Unfortunately, we are trained to have a waist and everybody tries to stand using their waist which requires an abnormal twisting and abuse of completely the wrong muscles. This is, indeed, exceptionally difficult and exceptionally wrong. I once asked one of my Alexander teachers how many people he observed sitting down and getting up on the train actually knew how to do both actions with complete ease irrespective of their age. His answer was a completely serious ‘zero.’
ISuch is the deterioration of our natural physical state induced by modern lifestyles.
Sadly,
Buri
Edited: November 20, 2021, 7:24 PM · What adult learners (and even returners) struggle with the most is the basic posture of holding the violin, especially the left elbow swinging under the instrument. To someone who did not learn this as a child, this setup will seem extremely awkward and stressful. Ask your teacher to help you get set up correctly with chin rest and shoulder rest (if you will be using an SR) and your basic posture and hand positions. After practicing with that setup for a couple of weeks, get a physical therapy appointment and ask them for a complete set of stretches and strengthening exercises for someone who has "frozen shoulder" or "computer shoulder" even though you don't have that. Those are the kinds of exercises you will need, I believe. You can also take your violin to your physical therapist and show them where you feel stiffness or strain, and let them prescribe exercises for you.
November 21, 2021, 6:27 AM · Between remote work and violin in the early months of the pandemic my back was hurting (not the first time just more so) so i invested in a 'kneeling chair' for Zoom and I had immediate and lasting improvement.If you have to sit at the computer for long periods in add'n to violin playing, and have back pain, this may help.

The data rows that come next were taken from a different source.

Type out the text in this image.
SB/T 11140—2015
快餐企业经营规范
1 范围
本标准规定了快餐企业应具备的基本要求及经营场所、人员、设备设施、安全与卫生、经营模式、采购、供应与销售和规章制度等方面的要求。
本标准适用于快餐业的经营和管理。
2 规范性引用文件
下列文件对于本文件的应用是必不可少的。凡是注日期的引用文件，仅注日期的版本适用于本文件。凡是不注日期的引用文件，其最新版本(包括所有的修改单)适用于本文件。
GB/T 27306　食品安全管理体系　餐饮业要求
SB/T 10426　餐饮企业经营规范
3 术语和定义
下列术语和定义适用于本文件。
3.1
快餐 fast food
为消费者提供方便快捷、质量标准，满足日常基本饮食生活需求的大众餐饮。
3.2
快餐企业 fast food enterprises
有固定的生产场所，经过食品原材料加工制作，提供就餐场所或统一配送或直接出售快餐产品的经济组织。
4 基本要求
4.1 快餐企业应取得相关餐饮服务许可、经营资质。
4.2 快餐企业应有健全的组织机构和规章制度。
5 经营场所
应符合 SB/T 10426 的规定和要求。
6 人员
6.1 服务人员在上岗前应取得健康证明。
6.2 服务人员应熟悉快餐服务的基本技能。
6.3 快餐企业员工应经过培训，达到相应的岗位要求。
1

November 21, 2021, 12:05 PM · Wonderful and sage advice from everyone for us older folks. Don't forget keeping the finger joints flexible. This is a very gentle process, just a few minutes a day to flex them, especially the first joint next to the fingernail on the fingers of the left hand.
And take care of your weight. I myself am on the Cardiologist's Diet, which is as follows: "If it tastes good, spit it out."
November 21, 2021, 2:30 PM · Hi Sander,
I’ve lost 25kg in the last year following the Eat toLive Guidelines. Watching my wife eat cheesecake is. still a mild form of torture but I get through by focusing on her ‘happiness’ which I -know= is empty, hollow , gratification . Probably….
Anyway, keeping the weight right down definitely helps with the playing.
Cheers,
Burp
November 21, 2021, 4:13 PM · Sander, love the Cardiologist's Diet guiding philosophy :)
November 22, 2021, 11:03 AM · Thank you all, this is so much useful advice.